Now that Rutgers is leaving, I’d like to take a look at the state of the Big East as a football conference.
Then, the Pittsburgh Panthers and the Syracuse Orange announced their plans to head to the ACC after the 2012 football season. Now, Rutgers, currently one of only two teams in the Big East that are ranked, is on its way out.
The Big East recently divided into two divisions, the “East” and the “West”.
The new Big East East will be Cincinnati, Louisville, Connecticut, the Central Florida Knights and South Florida.
The Big East West will feature a number of new teams to the conference. The Boise State Broncos, the San Diego State Aztecs, the Houston Cougars, the Southern Methodist University Mustangs, the Memphis Tigers and the Temple Owls.
This led me to a conversation this morning where I debated with someone about whether or not the Big East conference is still a “power” conference, and whether or not it ever was.
Now, call me a doubter, but this new conference certainly doesn’t seem very competitive to me, especially not when you compare it to the SEC, Big XII, Big Ten, ACC, etc.
I would even venture to say that the Big East has not been a “power” conference for quite a while. It certainly has faded a bit in recent years.
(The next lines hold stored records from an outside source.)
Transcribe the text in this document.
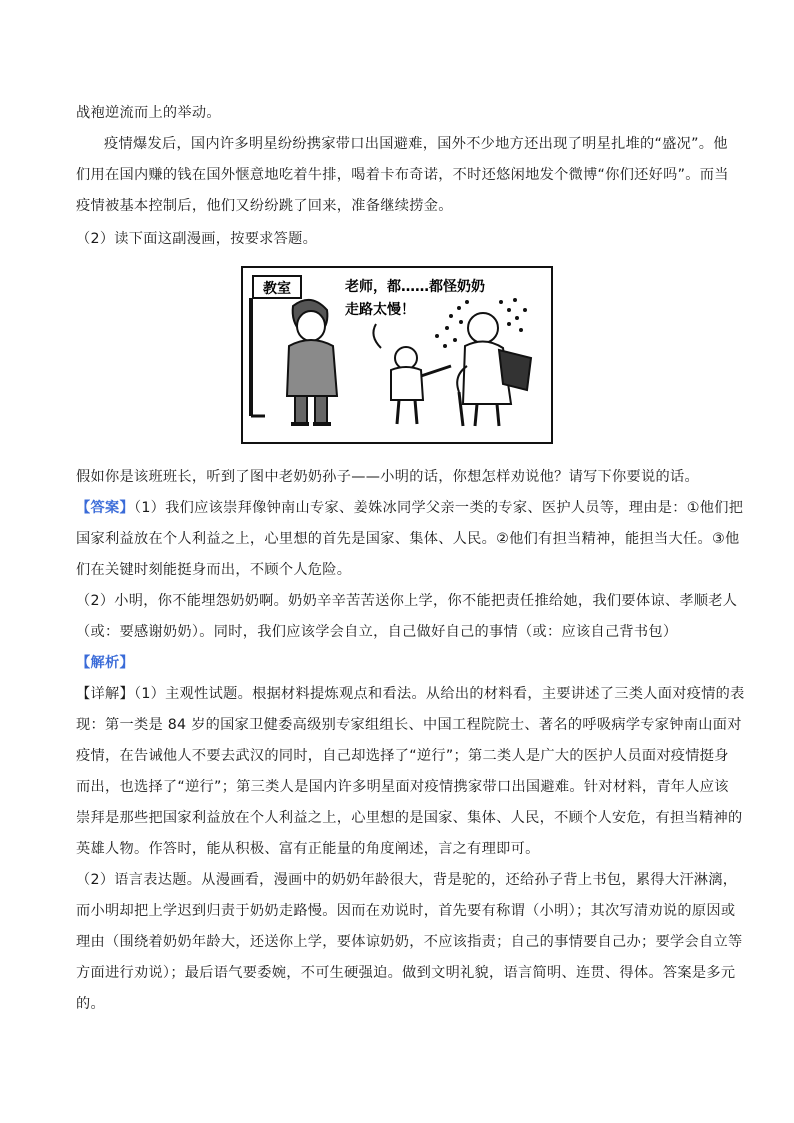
战袍逆流而上的举动。
疫情爆发后，国内许多明星纷纷携家带口出国避难，国外不少地方还出现了明星扎堆的“盛况”。他
们用在国内赚的钱在国外惬意地吃着牛排，喝着卡布奇诺，不时还悠闲地发个微博“你们还好吗”。而当
疫情被基本控制后，他们又纷纷跳了回来，准备继续捞金。
（2）读下面这副漫画，按要求答题。
教室	老师，都……都怪奶奶
走路太慢！
假如你是该班班长，听到了图中老奶奶孙子——小明的话，你想怎样劝说他？请写下你要说的话。
【答案】（1）我们应该崇拜像钟南山专家、姜姝冰同学父亲一类的专家、医护人员等，理由是：①他们把
国家利益放在个人利益之上，心里想的首先是国家、集体、人民。②他们有担当精神，能担当大任。③他
们在关键时刻能挺身而出，不顾个人危险。
（2）小明，你不能埋怨奶奶啊。奶奶辛辛苦苦送你上学，你不能把责任推给她，我们要体谅、孝顺老人
（或：要感谢奶奶）。同时，我们应该学会自立，自己做好自己的事情（或：应该自己背书包）
【解析】
【详解】（1）主观性试题。根据材料提炼观点和看法。从给出的材料看，主要讲述了三类人面对疫情的表
现：第一类是 84 岁的国家卫健委高级别专家组组长、中国工程院院士、著名的呼吸病学专家钟南山面对
疫情，在告诫他人不要去武汉的同时，自己却选择了“逆行”；第二类人是广大的医护人员面对疫情挺身
而出，也选择了“逆行”；第三类人是国内许多明星面对疫情携家带口出国避难。针对材料，青年人应该
崇拜是那些把国家利益放在个人利益之上，心里想的是国家、集体、人民，不顾个人安危，有担当精神的
英雄人物。作答时，能从积极、富有正能量的角度阐述，言之有理即可。
（2）语言表达题。从漫画看，漫画中的奶奶年龄很大，背是驼的，还给孙子背上书包，累得大汗淋漓，
而小明却把上学迟到归责于奶奶走路慢。因而在劝说时，首先要有称谓（小明）；其次写清劝说的原因或
理由（围绕着奶奶年龄大，还送你上学，要体谅奶奶，不应该指责；自己的事情要自己办；要学会自立等
方面进行劝说）；最后语气要委婉，不可生硬强迫。做到文明礼貌，语言简明、连贯、得体。答案是多元
的。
I look back at the years from the mid to late 2000s when nearly every team in the conference was ranked. WVU was ranked, led by Pat White and Steve Slaton. Rutgers was ranked and had Ray Rice. Louisville was ranked and had Brian Brohm. PITT was ranked and had Larry Fitzgerald. USF and Syracuse were top 25 teams, etc.
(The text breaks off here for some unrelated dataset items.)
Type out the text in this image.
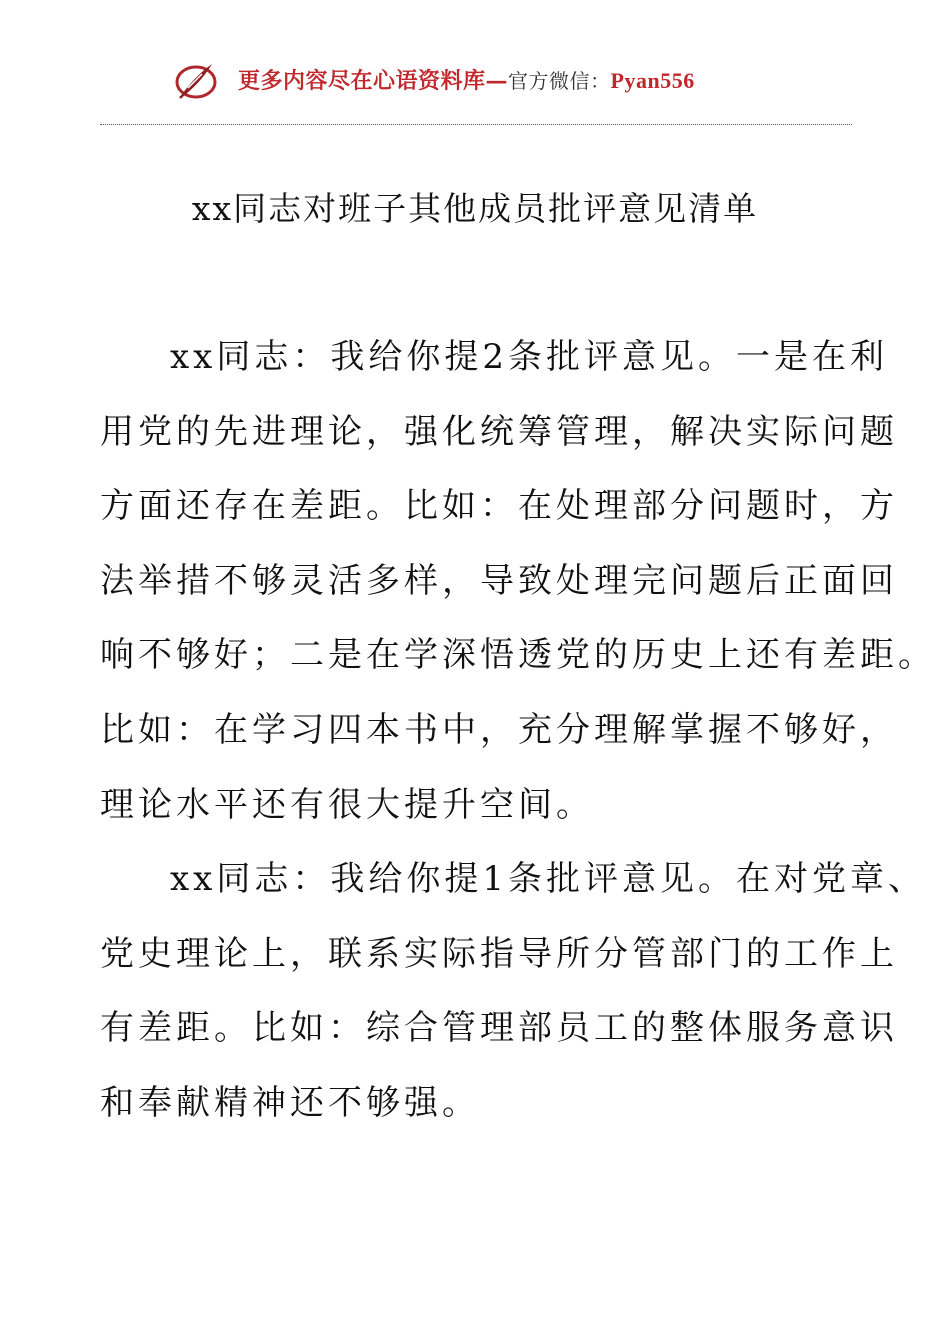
更多内容尽在心语资料库—官方微信：Pyan556
xx同志对班子其他成员批评意见清单

xx同志：我给你提2条批评意见。一是在利

用党的先进理论，强化统筹管理，解决实际问题
方面还存在差距。比如：在处理部分问题时，方
法举措不够灵活多样，导致处理完问题后正面回
响不够好；二是在学深悟透党的历史上还有差距。
比如：在学习四本书中，充分理解掌握不够好，
理论水平还有很大提升空间。

xx同志：我给你提1条批评意见。在对党章、

党史理论上，联系实际指导所分管部门的工作上
有差距。比如：综合管理部员工的整体服务意识
和奉献精神还不够强。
It used to be as competitive as playing a Big XII or Big Ten schedule. There were very few weeks where a team would not have a ranked opponent to play, but only for a few years.
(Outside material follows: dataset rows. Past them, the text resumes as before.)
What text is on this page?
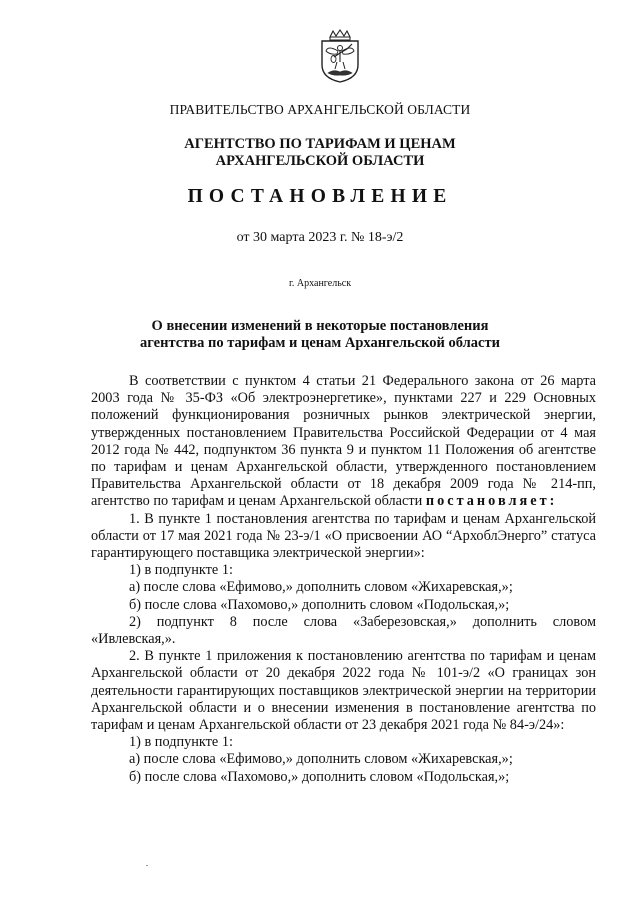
ПРАВИТЕЛЬСТВО АРХАНГЕЛЬСКОЙ ОБЛАСТИ
АГЕНТСТВО ПО ТАРИФАМ И ЦЕНАМ
АРХАНГЕЛЬСКОЙ ОБЛАСТИ
ПОСТАНОВЛЕНИЕ
от 30 марта 2023 г. № 18-э/2
г. Архангельск
О внесении изменений в некоторые постановления
агентства по тарифам и ценам Архангельской области

В соответствии с пунктом 4 статьи 21 Федерального закона от 26 марта 2003 года № 35-ФЗ «Об электроэнергетике», пунктами 227 и 229 Основных положений функционирования розничных рынков электрической энергии, утвержденных постановлением Правительства Российской Федерации от 4 мая 2012 года № 442, подпунктом 36 пункта 9 и пунктом 11 Положения об агентстве по тарифам и ценам Архангельской области, утвержденного постановлением Правительства Архангельской области от 18 декабря 2009 года № 214-пп, агентство по тарифам и ценам Архангельской области постановляет:

1. В пункте 1 постановления агентства по тарифам и ценам Архангельской области от 17 мая 2021 года № 23-э/1 «О присвоении АО “АрхоблЭнерго” статуса гарантирующего поставщика электрической энергии»:

1) в подпункте 1:

а) после слова «Ефимово,» дополнить словом «Жихаревская,»;

б) после слова «Пахомово,» дополнить словом «Подольская,»;

2) подпункт 8 после слова «Заберезовская,» дополнить словом «Ивлевская,».

2. В пункте 1 приложения к постановлению агентства по тарифам и ценам Архангельской области от 20 декабря 2022 года № 101-э/2 «О границах зон деятельности гарантирующих поставщиков электрической энергии на территории Архангельской области и о внесении изменения в постановление агентства по тарифам и ценам Архангельской области от 23 декабря 2021 года № 84-э/24»:

1) в подпункте 1:

а) после слова «Ефимово,» дополнить словом «Жихаревская,»;

б) после слова «Пахомово,» дополнить словом «Подольская,»;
Now, I can’t help but notice that the conference seems more like a C-USA or MAC than a Big XII or SEC.
I think the Big East was a power conference at one point, but those days are over. This brings to mind the question of whether or not the conference deserves an automatic BCS bid.
The point of the BCS automatic qualifier is to reward teams that performed well in tough conferences. I think now (referring to the last few years) the Big East isn’t strong enough of a schedule to deserve an automatic qualifier. When a team beats five or six ranked teams in a season they deserve the bowl game, but when they only beat one or two each season, and they are number 24 or 25, they don’t.